Awkward Guests is one of my favorite games discovered in 2021. It is a brilliant deduction game that really gives you that feeling of being a detective that solves crime cases. Although I can not say I’ve always been a fan of deduction games, playing Chronicles of Crime: 1900 changed my mind, and Awkward Guests is an even better game in this category. I am very happy that I got the chance to play it.
As a detective, you are called to solve the mysterious murder of Mr. Walton, the rich man who threw a party at his grand mansion that did not end well. You have to interrogate the guests, the staff members and talk to the police about the case in order to get enough clues to find the criminal. But how did they kill him? And more importantly, why did they do it?
Being a detective in Awkward Guests
The whole gameplay revolves around the Brilliant Deck system. The game contains 243 clue cards out of which you will use only 70 to set up one of the cases described in the rulebook. These cases are classified in 7 levels of difficulty, ranging from Beginner to Perfect Crime. For each case, players have to find which one of the guests is the criminal. They also need to discover the reason why they killed Mr. Walton and the murder weapon. Starting with the 4th level of difficulty, in some cases there may be an accomplice helping the murderer. To solve these cases, the players need to find the accomplice too along with the murderer.
After separating the 70 specified cards to build the game deck, each player will get 6 clue cards that will give them some information about the case. Players will then take turns asking for clues from the others about 2 different references, be them guests or rooms in the mansion. The others can then decide whether to give him cards containing information about what he asked or not. The active player can trade with any of the players that offered him information by giving cards of the same value in return.
Whenever a player receives new cards either from other players or from the game deck, they should write down the information received on their player sheet. Information can include testimonies from the guests, the staff, or help from the police. After all players took their turn, the round ends and each player can decide to try and solve the case or not. If no one solved the case, players discard down to 3 cards and fill their hands back to 6 cards by taking cards from the game deck.
Awkward Guests, a deduction masterpiece
The mechanics of Awkward Guests are easy to understand, so teaching it is fast and easy. The only challenge that you’ll face is learning how to take notes on your investigation sheet so that you won’t mess up the information. This may take you some time to get used to, but it will get better as you get going. Sometimes you may get frustrated that you are not getting the information that you are looking for and you’ll feel like you’re running around in circles, but sooner or later a clue will come that will guide you on the right path.
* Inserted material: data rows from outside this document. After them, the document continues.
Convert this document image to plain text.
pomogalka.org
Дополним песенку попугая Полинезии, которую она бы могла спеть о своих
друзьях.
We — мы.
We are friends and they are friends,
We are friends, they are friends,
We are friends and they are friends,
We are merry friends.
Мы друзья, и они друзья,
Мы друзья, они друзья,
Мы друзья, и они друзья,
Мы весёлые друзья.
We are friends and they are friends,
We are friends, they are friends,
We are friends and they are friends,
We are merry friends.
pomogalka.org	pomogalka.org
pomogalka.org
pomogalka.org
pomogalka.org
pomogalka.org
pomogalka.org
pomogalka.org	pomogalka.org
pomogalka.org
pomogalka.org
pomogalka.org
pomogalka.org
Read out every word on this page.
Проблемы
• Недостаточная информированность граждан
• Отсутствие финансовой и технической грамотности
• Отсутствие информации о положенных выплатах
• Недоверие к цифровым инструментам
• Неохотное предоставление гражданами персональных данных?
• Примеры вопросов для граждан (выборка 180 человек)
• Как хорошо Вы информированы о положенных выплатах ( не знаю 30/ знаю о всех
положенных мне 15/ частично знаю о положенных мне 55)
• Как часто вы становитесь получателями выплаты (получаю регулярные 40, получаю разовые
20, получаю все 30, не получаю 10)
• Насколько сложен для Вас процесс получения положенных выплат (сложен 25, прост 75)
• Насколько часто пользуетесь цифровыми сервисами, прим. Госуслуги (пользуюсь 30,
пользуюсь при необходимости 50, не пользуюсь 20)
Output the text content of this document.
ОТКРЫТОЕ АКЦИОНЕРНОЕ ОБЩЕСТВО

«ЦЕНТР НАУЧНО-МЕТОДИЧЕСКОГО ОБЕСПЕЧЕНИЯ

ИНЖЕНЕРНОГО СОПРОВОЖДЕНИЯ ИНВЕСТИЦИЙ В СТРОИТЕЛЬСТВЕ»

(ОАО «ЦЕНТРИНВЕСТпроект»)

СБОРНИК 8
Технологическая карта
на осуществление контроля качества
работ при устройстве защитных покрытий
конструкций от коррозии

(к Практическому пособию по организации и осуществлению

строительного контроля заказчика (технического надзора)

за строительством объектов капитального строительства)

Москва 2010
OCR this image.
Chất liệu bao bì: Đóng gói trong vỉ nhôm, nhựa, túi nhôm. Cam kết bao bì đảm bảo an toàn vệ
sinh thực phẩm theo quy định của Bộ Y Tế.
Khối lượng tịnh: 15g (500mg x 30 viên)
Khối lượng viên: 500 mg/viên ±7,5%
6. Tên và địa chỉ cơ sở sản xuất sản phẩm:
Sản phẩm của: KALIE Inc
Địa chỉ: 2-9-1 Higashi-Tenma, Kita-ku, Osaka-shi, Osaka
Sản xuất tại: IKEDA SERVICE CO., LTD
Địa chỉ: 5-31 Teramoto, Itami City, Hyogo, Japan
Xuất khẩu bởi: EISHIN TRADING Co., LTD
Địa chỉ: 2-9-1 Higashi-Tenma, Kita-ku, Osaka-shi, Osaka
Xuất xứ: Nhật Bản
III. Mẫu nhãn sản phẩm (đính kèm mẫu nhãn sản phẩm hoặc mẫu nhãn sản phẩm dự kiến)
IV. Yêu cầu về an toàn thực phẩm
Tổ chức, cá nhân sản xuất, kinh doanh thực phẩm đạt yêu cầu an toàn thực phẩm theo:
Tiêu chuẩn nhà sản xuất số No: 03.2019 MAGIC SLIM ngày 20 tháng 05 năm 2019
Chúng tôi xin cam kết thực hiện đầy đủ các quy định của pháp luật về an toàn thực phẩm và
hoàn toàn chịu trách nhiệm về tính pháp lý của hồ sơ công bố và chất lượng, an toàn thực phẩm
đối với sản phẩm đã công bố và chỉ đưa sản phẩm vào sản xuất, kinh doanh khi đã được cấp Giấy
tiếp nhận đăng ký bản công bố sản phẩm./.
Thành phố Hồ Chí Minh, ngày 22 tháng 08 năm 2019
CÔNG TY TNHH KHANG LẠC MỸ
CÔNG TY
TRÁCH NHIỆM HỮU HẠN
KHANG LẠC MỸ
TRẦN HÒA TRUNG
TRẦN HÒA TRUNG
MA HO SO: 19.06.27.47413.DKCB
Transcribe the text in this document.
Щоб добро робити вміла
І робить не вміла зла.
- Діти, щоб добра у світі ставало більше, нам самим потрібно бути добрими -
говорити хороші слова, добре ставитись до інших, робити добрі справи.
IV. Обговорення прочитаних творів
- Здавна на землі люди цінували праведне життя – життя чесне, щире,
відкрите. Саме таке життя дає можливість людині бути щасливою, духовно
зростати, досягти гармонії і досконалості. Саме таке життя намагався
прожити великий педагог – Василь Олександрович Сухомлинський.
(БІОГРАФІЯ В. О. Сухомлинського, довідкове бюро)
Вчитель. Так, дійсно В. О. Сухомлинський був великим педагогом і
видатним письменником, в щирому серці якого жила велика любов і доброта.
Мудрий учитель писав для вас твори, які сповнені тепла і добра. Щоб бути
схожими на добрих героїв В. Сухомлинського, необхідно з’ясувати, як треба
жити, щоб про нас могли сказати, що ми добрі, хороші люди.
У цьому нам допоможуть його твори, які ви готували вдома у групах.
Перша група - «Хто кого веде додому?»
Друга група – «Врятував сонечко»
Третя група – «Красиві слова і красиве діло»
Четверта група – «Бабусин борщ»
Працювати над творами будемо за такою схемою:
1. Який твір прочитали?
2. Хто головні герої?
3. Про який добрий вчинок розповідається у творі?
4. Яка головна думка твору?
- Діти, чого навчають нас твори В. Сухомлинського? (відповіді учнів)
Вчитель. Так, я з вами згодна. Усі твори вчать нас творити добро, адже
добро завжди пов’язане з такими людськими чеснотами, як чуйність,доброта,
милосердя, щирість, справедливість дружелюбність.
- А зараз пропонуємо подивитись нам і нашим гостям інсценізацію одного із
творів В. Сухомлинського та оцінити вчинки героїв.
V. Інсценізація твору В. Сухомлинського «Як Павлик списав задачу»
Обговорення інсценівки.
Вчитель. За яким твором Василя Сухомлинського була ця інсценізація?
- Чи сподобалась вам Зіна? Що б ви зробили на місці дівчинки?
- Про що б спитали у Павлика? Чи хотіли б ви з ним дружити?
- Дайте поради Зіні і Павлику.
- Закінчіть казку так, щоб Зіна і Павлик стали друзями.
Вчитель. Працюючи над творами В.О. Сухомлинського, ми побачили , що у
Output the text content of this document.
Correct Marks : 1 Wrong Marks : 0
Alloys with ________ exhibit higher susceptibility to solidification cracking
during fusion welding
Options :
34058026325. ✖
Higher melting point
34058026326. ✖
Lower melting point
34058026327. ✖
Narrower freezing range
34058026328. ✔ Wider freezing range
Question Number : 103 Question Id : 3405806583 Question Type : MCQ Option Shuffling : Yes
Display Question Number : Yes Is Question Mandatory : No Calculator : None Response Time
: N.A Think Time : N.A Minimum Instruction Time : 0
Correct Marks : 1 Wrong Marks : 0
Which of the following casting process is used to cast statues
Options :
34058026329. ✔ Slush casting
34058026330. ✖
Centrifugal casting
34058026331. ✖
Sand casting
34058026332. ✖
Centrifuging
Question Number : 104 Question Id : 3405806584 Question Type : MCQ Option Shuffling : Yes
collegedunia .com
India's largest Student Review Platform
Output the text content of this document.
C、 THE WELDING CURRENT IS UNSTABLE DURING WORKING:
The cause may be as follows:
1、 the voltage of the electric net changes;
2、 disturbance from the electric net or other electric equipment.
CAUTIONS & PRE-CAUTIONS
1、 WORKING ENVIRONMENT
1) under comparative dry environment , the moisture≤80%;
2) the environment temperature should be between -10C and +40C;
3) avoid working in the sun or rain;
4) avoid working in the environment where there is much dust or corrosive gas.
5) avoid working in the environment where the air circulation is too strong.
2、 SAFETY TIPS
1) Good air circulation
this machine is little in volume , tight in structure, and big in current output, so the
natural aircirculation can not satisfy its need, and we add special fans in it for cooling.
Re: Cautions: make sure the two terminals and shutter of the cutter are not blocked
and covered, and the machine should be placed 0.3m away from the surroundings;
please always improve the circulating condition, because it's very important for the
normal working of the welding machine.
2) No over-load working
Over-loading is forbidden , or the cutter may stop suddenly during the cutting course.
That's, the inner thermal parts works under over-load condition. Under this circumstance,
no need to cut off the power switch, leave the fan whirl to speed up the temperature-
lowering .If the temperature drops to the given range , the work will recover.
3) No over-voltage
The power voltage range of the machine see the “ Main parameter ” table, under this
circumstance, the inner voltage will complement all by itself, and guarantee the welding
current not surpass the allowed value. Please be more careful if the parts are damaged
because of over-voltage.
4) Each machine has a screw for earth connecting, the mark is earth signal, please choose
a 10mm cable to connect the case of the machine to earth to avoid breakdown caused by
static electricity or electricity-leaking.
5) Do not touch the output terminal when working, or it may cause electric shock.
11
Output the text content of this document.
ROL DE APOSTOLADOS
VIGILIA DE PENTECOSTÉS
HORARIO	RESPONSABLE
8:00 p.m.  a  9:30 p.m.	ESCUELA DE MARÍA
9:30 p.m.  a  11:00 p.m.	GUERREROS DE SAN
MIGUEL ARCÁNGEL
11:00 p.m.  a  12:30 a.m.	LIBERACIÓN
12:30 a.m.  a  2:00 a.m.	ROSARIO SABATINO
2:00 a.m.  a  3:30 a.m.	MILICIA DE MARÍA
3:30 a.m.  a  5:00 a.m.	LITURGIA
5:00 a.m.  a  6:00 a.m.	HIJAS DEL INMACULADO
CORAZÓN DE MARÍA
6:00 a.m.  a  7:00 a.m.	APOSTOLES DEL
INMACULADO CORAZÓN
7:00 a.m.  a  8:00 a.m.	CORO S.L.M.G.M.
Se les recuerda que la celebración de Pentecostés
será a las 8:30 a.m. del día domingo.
Setting up the case to play can be pretty laborious if you do it alone. Although the 243 cards are separated into 5 decks, picking the 70 cards that you need from these decks will take you quite some time. It’s also very easy to accidentally include a card that shouldn’t be part of the case, and this can really mess up the game. I did this once unknowingly and it ended up pretty bad.
One of the players thought he had solved the case 20 minutes into the game and he was very upset to find out that he actually got the wrong weapon. Turns out, he was lucky enough to find the suspect and the motive early in the game, as he got multiple cards that ruled out different motive categories. The card that shouldn’t have been included also ended up in his hand and it made him cross all weapons he had left except for one, so it looked like he solved the case, but the weapon turned out to be the wrong one. Pay attention when building your deck and count the cards once more when you finish!
Thematically, writing notes down on your investigation sheet really makes you feel like a detective. This makes the experience different from Chronicles of Crime, where you use an app to play and place down cards on the table whenever you discover clues. I also enjoy that Awkward Guests is not a co-op game and that players compete to solve the case and be the best detective. This reminded one of my friends of Cluedo, and he said that “Awkward Guests is Cluedo on steroids, it is what Cluedo failed to be for me”, and I totally agree with him.
I’ve played Awkward Guests at 1-5 players. While being very fun and challenging at all players counts, I especially enjoy it at 2 players. There are some rule changes to play this way, but the core of the game stays the same. At this player count, it feels even more like a race to find the suspect before your opponent. Unlike at higher player counts where you can keep on exchanging the same cards with the players to avoid giving them new information, at 2 players all exchanged cards are discarded, so you can never give back the same cards that you received and both players know almost the same things. This makes it very important to discard high-value cards at the end of a round so that your opponent won’t have access to that information.
Awkward Guests is exactly what I hoped it would be when my friend told me about it. I was looking for a game where you really feel like a detective when solving crimes and this one didn’t fail to provide that feeling. It is a great step up from Cluedo and Chronicles of Crime, requiring great deduction skills and a great deal of strategy to get the best out of your cards. Are you a fan of deduction games? Then Awkward Guests is right down your alley.
Megacorpin Games also just finished a Kickstarter campaign for their latest game called ScandalOh! that uses the same Brilliant Deck system as Awkward Guests. By the looks of it, the game seems just as fun as this one. I will make sure to follow it closely and keep you updated about it!
Designers: Ron Gonzalo Garcia
Publisher: Megacorpin Games
Time: 60 min
Times played: 14
Full disclosure: A copy of Awkward Guests was provided by the game publisher.